In seiner Begrüßung ging Joachim Burk, Geschäftsführer des ABZ Bayern, auf die geschichtliche Entwicklung sowie die wesentlichen Punkte der Vergaberechtsreform ein. Deutschland sei einer der wenigen Mitgliedstaaten, welche die EU-Vergaberichtlinien pünktlich umgesetzt hätten. Es handele sich dabei um die umfassendste Reform des Vergaberechts in den letzten zehn Jahren. Die Regelungen zur Vergabe öffentlicher Aufträge seien hierfür grundlegend überarbeitet worden.
Gleich zu Beginn der Veranstaltung informierten Vertreter der Bundesministerien die Teilnehmer über den Prozess der Umsetzung der EU-Richtlinien in nationales Recht.

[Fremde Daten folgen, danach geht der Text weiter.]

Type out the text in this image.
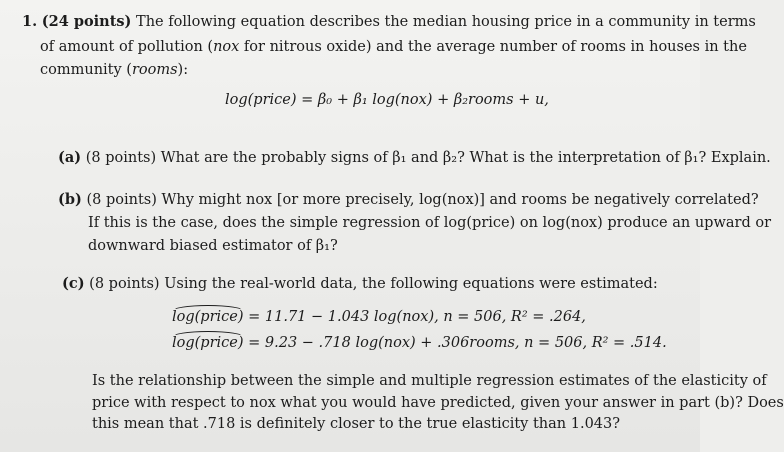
1. (24 points) The following equation describes the median housing price in a community in terms
of amount of pollution (nox for nitrous oxide) and the average number of rooms in houses in the
community (rooms):
log(price) = β₀ + β₁ log(nox) + β₂rooms + u,
(a) (8 points) What are the probably signs of β₁ and β₂? What is the interpretation of β₁? Explain.
(b) (8 points) Why might nox [or more precisely, log(nox)] and rooms be negatively correlated?
If this is the case, does the simple regression of log(price) on log(nox) produce an upward or
downward biased estimator of β₁?
(c) (8 points) Using the real-world data, the following equations were estimated:
log(price) = 11.71 − 1.043 log(nox), n = 506, R² = .264,
log(price) = 9.23 − .718 log(nox) + .306rooms, n = 506, R² = .514.
Is the relationship between the simple and multiple regression estimates of the elasticity of
price with respect to nox what you would have predicted, given your answer in part (b)? Does
this mean that .718 is definitely closer to the true elasticity than 1.043?
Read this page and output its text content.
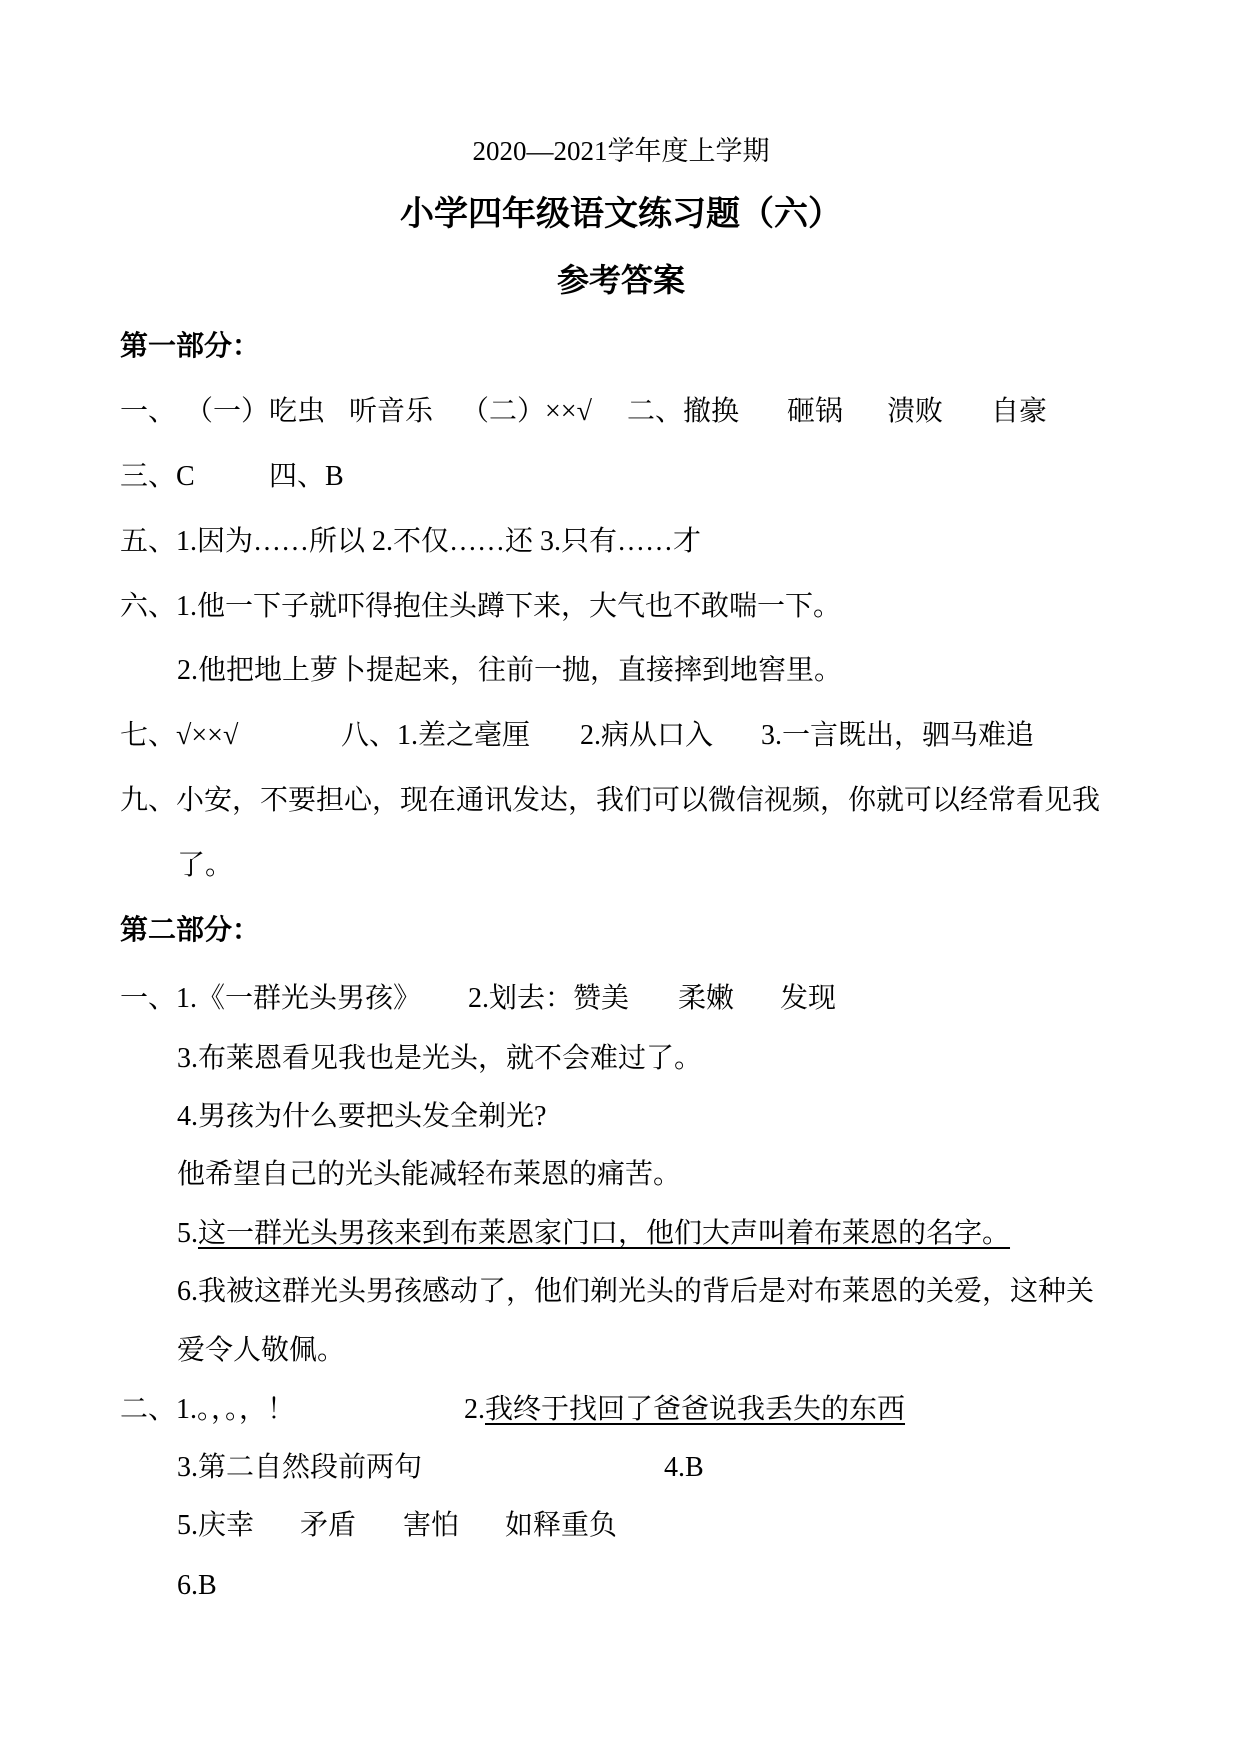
2020—2021学年度上学期
小学四年级语文练习题（六）
参考答案
第一部分：
一、 （一）吃虫 听音乐 （二）××√ 二、撤换 砸锅 溃败 自豪
三、C	四、B
五、1.因为……所以 2.不仅……还 3.只有……才
六、1.他一下子就吓得抱住头蹲下来，大气也不敢喘一下。
2.他把地上萝卜提起来，往前一抛，直接摔到地窖里。
七、√××√	八、1.差之毫厘 2.病从口入 3.一言既出，驷马难追
九、小安，不要担心，现在通讯发达，我们可以微信视频，你就可以经常看见我
了。
第二部分：
一、1.《一群光头男孩》 2.划去：赞美 柔嫩 发现
3.布莱恩看见我也是光头，就不会难过了。
4.男孩为什么要把头发全剃光?
他希望自己的光头能减轻布莱恩的痛苦。
5.这一群光头男孩来到布莱恩家门口，他们大声叫着布莱恩的名字。
6.我被这群光头男孩感动了，他们剃光头的背后是对布莱恩的关爱，这种关
爱令人敬佩。
二、1.。，。，！	2.我终于找回了爸爸说我丢失的东西
3.第二自然段前两句	4.B
5.庆幸 矛盾 害怕 如释重负
6.B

„Eins-zu-Eins-Umsetzung“ der Richtlinien


Regierungsdirektorin Daniela Hein-Dittrich vom Bundesministerium für Wirtschaft und Energie erläuterte in ihrem Vortrag „Das neue EU-Vergaberecht in Deutschland“, dass sich die Änderung der vergaberechtlichen Regelungen im Oberschwellenbereich grundsätzlich an dem Ziel einer „Eins-zu-Eins-Umsetzung“ der Richtlinien orientiere. Durch das Gesetz zur Modernisierung des Vergaberechts sei der Teil 4 des Gesetzes gegen Wettbewerbsbeschränkungen (GWB) im Hinblick auf Struktur und Inhalte umfassend überarbeitet, mit der Verordnung zur Modernisierung des Vergaberechts die Vergabeverordnung (VgV) völlig neu konzipiert, die Sektorenverordnung geändert und eine neue Konzessionsvergabeverordnung sowie Vergabestatistikverordnung eingeführt worden. Der neue Teil 4 des GWB umfasse die wesentlichen Vorgaben zur Vergabe von öffentlichen Aufträgen und von Konzessionen. Um die praktische Anwendung des Gesetzes zu erleichtern, werde der Ablauf des Vergabeverfahrens erstmals im Gesetz von der Leistungsbeschreibung über die Prüfung von Ausschlussgründen, die Eignungsprüfung, den Zuschlag bis hin zu den Bedingungen für die Ausführung des Auftrags vorgezeichnet. Die Einzelheiten zum Vergabeverfahren und die Ausgestaltung der im GWB angelegten Begriffe fänden sich auf der Verordnungsebene. Der 2. Abschnitt des Teils A der Vergabe- und Vertragsordnung für Leistungen und die Vergabeordnung für freiberufliche Dienstleistungen seien weggefallen und umfänglich in die VgV integriert worden. Eine wichtige Konsequenz daraus: die VgV wird zum Hauptregelungswerk für Auftraggeber bei der Vorbereitung und Durchführung von EU-weiten Vergaben im Liefer- und Dienstleistungsbereich. Im Ergebnis schafft die Modernisierung des Vergaberechts bedeutend mehr Rechtssicherheit, sorgt für mehr Effizienz im Vergabeprozess und stärkt die strategische Beschaffung.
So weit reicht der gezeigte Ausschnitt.